Food can be cheap at Costco. Young, single people like cheap food. But what young, single person buying food only for herself needs four...

Share story

Food can be cheap at Costco. Young, single people like cheap food. But what young, single person buying food only for herself needs four pounds of peanut butter and a five-gallon keg of crackers?

A group of wholesale-savvy food-sharers have learned to outsmart the system — even if it means they have to go through the hassle of splitting up bulk-packaged groceries and complicated receipts with friends, neighbors or housemates in order to get the deals.

“When I’m at Costco, I think, this is so cheap I can’t not buy it,” says Rachel Dodson, 22, who shares her bulk-food purchases with her roommate and her neighbors in Queen Anne.

“Most of the time it works out really well,” says roommate Stevie Glaberson, 22. Like many bulk-grocery shoppers, Dodson learned to share the hard way. “I’ve gone down there without a plan and ended up spending the week shoving my face with 50 tomatoes or enchiladas or whatever, just so they didn’t go bad.”

While it’s relatively easy to share food with Glaberson, things get a little more complicated when Dodson tries to swap economy-size garlic salt with her neighbors.

“Certain foods are definitely easier than others,” says Dodson, who recently decanted half of a 5-pound bag of trail mix into zip-locking bags for one of her neighbors.

“Last time we bought apples, we had to have an ‘apple draft.’ We laid them all out and then choose one at a time,” she explains.

But for Capitol Hill’s Jonah Burke, 26, who used to share food with his six housemates, all of whom paid for food separately, physically splitting up the bounty of groceries wasn’t the hassle.

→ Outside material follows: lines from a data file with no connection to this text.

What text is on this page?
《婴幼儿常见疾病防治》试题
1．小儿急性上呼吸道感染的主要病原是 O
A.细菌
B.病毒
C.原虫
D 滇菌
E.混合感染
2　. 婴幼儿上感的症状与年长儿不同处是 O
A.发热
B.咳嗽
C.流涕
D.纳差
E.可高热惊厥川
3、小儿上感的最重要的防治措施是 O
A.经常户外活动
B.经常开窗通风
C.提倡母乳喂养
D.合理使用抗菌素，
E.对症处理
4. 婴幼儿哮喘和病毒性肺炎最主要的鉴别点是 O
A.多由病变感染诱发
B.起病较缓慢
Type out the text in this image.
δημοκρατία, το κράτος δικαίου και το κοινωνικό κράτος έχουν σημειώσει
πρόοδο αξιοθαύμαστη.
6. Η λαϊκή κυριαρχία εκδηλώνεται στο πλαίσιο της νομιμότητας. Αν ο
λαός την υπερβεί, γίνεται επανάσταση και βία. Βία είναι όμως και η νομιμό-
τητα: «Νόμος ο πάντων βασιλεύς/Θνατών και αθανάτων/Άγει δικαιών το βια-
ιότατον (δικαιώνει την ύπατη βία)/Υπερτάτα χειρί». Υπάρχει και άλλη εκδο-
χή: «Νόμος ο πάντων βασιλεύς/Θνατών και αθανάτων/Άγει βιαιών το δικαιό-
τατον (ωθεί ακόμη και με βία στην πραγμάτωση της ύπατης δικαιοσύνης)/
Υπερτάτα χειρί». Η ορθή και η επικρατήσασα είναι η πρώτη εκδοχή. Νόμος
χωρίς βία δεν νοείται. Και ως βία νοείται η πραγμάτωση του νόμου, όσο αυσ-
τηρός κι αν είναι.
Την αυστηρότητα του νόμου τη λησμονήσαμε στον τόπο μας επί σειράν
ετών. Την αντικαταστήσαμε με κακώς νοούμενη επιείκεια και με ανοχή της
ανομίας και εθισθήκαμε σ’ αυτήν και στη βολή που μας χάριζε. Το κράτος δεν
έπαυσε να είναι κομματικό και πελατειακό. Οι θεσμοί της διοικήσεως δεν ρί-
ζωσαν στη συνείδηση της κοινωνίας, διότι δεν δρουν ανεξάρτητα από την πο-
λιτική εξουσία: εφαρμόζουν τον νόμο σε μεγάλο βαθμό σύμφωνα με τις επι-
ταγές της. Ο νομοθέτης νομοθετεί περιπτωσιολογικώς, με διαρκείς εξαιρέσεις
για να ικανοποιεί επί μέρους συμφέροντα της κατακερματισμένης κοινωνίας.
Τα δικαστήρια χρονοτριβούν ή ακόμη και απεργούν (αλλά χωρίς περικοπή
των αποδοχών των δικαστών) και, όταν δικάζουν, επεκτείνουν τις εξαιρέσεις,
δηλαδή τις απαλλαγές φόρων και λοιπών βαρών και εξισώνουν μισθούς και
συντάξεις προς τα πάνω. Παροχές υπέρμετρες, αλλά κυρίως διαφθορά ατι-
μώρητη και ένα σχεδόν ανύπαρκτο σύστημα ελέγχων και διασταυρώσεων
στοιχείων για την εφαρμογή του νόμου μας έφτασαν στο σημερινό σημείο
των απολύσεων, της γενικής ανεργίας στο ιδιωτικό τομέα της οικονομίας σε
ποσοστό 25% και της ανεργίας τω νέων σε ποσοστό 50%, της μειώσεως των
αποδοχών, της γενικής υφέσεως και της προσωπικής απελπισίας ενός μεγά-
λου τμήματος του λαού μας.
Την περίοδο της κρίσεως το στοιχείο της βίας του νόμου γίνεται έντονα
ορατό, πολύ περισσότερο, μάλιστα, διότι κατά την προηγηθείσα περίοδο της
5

The problem was splitting up the cost. Burke’s seven-member household would make the pilgrimage to Costco about twice a semester, spending approximately $800 to $1,000 each time.

“Afterward, we’d have to go home and make an Excel spreadsheet,” Burke says. “We’d list how much everything cost in bulk, how much per item, and whether or not each person wanted some of it. It actually worked out really well.”

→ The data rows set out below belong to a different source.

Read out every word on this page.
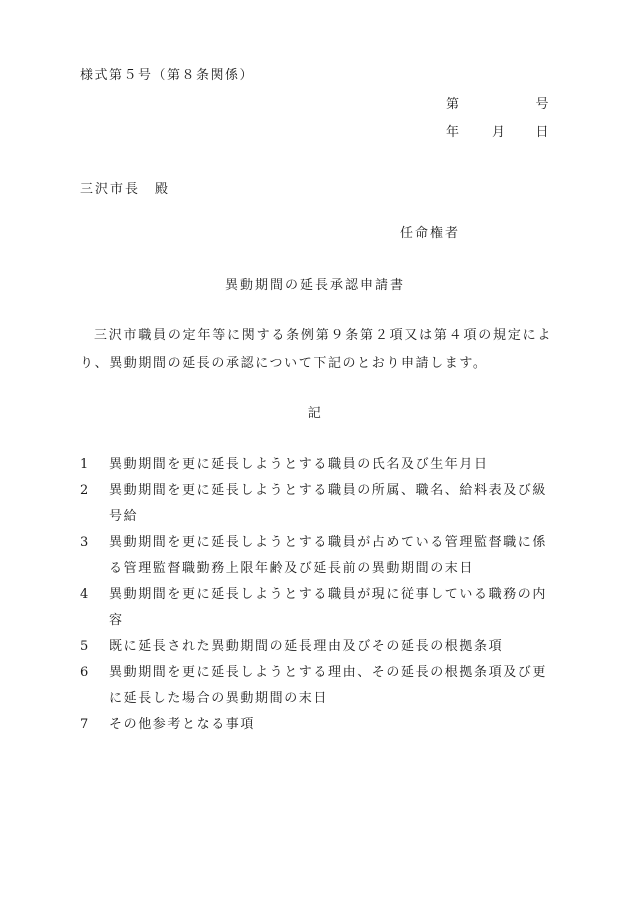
様式第５号（第８条関係）
第	号
年 月 日
三沢市長　殿
任命権者
異動期間の延長承認申請書
三沢市職員の定年等に関する条例第９条第２項又は第４項の規定により、異動期間の延長の承認について下記のとおり申請します。
記
1 異動期間を更に延長しようとする職員の氏名及び生年月日
2 異動期間を更に延長しようとする職員の所属、職名、給料表及び級号給
3 異動期間を更に延長しようとする職員が占めている管理監督職に係る管理監督職勤務上限年齢及び延長前の異動期間の末日
4 異動期間を更に延長しようとする職員が現に従事している職務の内容
5 既に延長された異動期間の延長理由及びその延長の根拠条項
6 異動期間を更に延長しようとする理由、その延長の根拠条項及び更に延長した場合の異動期間の末日
7 その他参考となる事項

Burke’s most recent spreadsheet alphabetically lists 107 food items along the Y-axis, and members of the household along the X-axis. A household member would indicate he’d like to share, say, a “Barrel of Pretzels,” by placing a “1” in the column under his name, in the row labeled “Pretzel Barrel.” If only three of the seven-member household wanted to share the pretzels, that $5.99 would be split only in thirds.

“That way, no one was saddled with someone else’s indulgent purchases,” Burke says.

Despite the initial labor of creating a spreadsheet, Burke says that sharing the cost of wholesale bulk-quantity food was noticeably cheaper and easier than if each member of the household shopped at a local grocer each week.

But, he adds laughing, “It’s extremely embarrassing in retrospect. I can’t believe how anal we were.”

If decanting dried goods or enlisting Excel to figure out your grocery bill isn’t your bag, Dodson advocates at least sharing the annual dues, which range between $50 and $100, depending on membership status, of a Costco Club membership.

According to Costco Club rules, two people living under the same roof, regardless of their relationship, can share a single Gold Star membership.